The Fulford File | “The Reality Is…” That The End Of Immigration Is A Mainstream Media Lie

By James Fulford

01/11/2012

I used to know a man who had the annoying habit of saying that people who differed from him might claim X, “but the reality is…”.

This was annoying because he had no better hold on reality than anyone else. And frequently what he called “the reality” is what the rest of us call “the conventional wisdom.”

I was reminded of that when I saw a story headed Immigration: Rhetoric vs. reality, [by Chris Kromm, The Institute for Southern Studies, January 10, 2011]

The Institute for Southern Studies, founded “in 1970 by veterans of the civil rights movement,” describes itself as promoting “A New Vision for a Changing South,” which means that it’s sort of an anti-VDARE.com. (A lot better funded — please send us money.)

Recently, it’s promoting a vision of a new, this time more Mexican, South by attacking Republicans for caring about immigration.

The reason it’s wrong to care about immigration? Because “the reality is” that immigration has all stopped! There aren’t any immigrants!

Kromm writes:

Just as immigration is growing as a hot political topic in the South and country, the number of immigrants is in steep decline.

A new study from Princeton’s Mexican Migration Project finds that, for the first time in 60 years, net migration has fallen to zero — and is probably "a little bit negative." That’s in line with analysis by groups like the Pew Hispanic Center, which have found that births in U.S.-based families has overtaken immigration as the chief driver in Latino community growth.

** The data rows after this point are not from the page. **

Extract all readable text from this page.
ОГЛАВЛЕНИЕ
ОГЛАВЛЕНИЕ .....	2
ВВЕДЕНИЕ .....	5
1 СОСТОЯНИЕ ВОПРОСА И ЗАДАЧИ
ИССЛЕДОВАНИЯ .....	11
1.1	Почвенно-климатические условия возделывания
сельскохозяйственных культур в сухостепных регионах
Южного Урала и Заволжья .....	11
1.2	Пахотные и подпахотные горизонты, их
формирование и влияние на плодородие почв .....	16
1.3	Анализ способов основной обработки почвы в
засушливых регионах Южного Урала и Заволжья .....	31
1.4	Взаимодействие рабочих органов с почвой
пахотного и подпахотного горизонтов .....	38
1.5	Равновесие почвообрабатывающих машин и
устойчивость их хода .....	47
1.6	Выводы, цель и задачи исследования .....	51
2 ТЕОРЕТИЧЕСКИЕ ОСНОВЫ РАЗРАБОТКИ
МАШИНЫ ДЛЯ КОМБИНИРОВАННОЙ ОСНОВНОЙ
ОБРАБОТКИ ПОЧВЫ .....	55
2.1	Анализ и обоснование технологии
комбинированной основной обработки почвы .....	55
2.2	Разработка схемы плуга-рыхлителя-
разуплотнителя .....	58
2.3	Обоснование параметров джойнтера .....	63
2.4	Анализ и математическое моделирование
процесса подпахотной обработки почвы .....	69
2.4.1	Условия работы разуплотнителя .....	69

Based on this “studies have shown” nonsense (mostly what “studies have shown” is that reporters will believe anything), Kromm goes on to say that

the reality that immigration has slowed to a trickle, hasn’t stopped politicians from turning it into a hot election-year issue. As GOP presidential hopefuls prepare for the January 21 primary in South Carolina — a state convulsed by demographic changes — they've ratcheted up the anti-immigrant rhetoric, as James Rosen of McClatchy-Tribune reports

Rosen works for McClatchy-Tribune News Service. His widely-reproduced story was headed Illegal immigration remains key issue for GOP presidential hopefuls, (January 7, 2012,). He also believes that immigration is down, and that it’s wrong for Republicans to be focusing on it:

When it comes to illegal immigration, Republican presidential candidates are railing like it’s 1999.

Listening to the GOP White House aspirants, you wouldn’t know that the number of illegal immigrants in the United States is down, attempted border crossings are at a 40-year low and President Barack Obama has deported undocumented workers at almost twice the rate as his predecessor.

With slight variations, the top candidates back mass deportations, tough state enforcement laws and extending the 675-mile fence along the U.S.-Mexico border, and they oppose giving most illegal immigrants a path to legal residency.

"Border crossings are at a historic low, deportations are at a historic high, yet every Republican presidential candidate says the first thing we have to do is secure the border," said Frank Sharry, executive director of America’s Voice, a Washington group that wants immigration enforcement to focus on serious criminals and national security threats.

The reality, if I may put it like that, is that America’s Voice is an arm of the Treason Lobby. It really doesn’t want anyone deported.

While Tamar Jacoby’s ImmigrationWorksUSA is funded directly by business, which wants immigration enforcement to not deport the cheap labor, Frank Sharry’s America’s Voice is funded chiefly by the Carnegie Foundation. It wants immigration enforcement not to deport the illegal invaders.

The Huffington Post also believes that immigration has somehow stopped: Despite Low Migration, GOP Candidates Still Rely On Enforcement-Only Talking Points, by Cristina Costantini, January 10, 2010

It also quotes Douglas Massey, head of the Princeton’s Mexican Migration Project, who was saying the same thing in July: Better Lives for Mexicans Cut Allure of Going North, By Damien Cave, New York Times, July 6, 2011. Brenda Walker blogged on it at the time.

So if this bunk is going to get a lot of MSM coverage, then we need to provide you with some countervailing realities of our own:

Some political realities

Claiming immigration isn’t a problem because border crossing has temporarily slowed is like trying to tell the French in 1943 that the German Occupation wasn’t a problem because the Blitzkrieg was over and a lot of occupation troops had gone home on leave. (I’m aware that Nazis as a metaphor are over-used, but for once it’s a pretty close parallel.)

You will note above that Chris Kromm links to the Pew Hispanic Center’s study that shows that “births in U.S.-based families” are now responsible for much of the increase. But saying that one in four babies born in the US is Hispanic is not a reason to stop worrying about immigration. And those US based families include many illegals.

Also, Kromm says that South Carolina is a state “state convulsed by demographic changes”. If that’s the case, you would think that convulsion would be something voters might consider an ongoing problem — that they might want to do something about.

So ignore Main Stream Media claims that Republicans are making much ado about nothing on immigration — they’re not actually making much ado. And it’s not about nothing.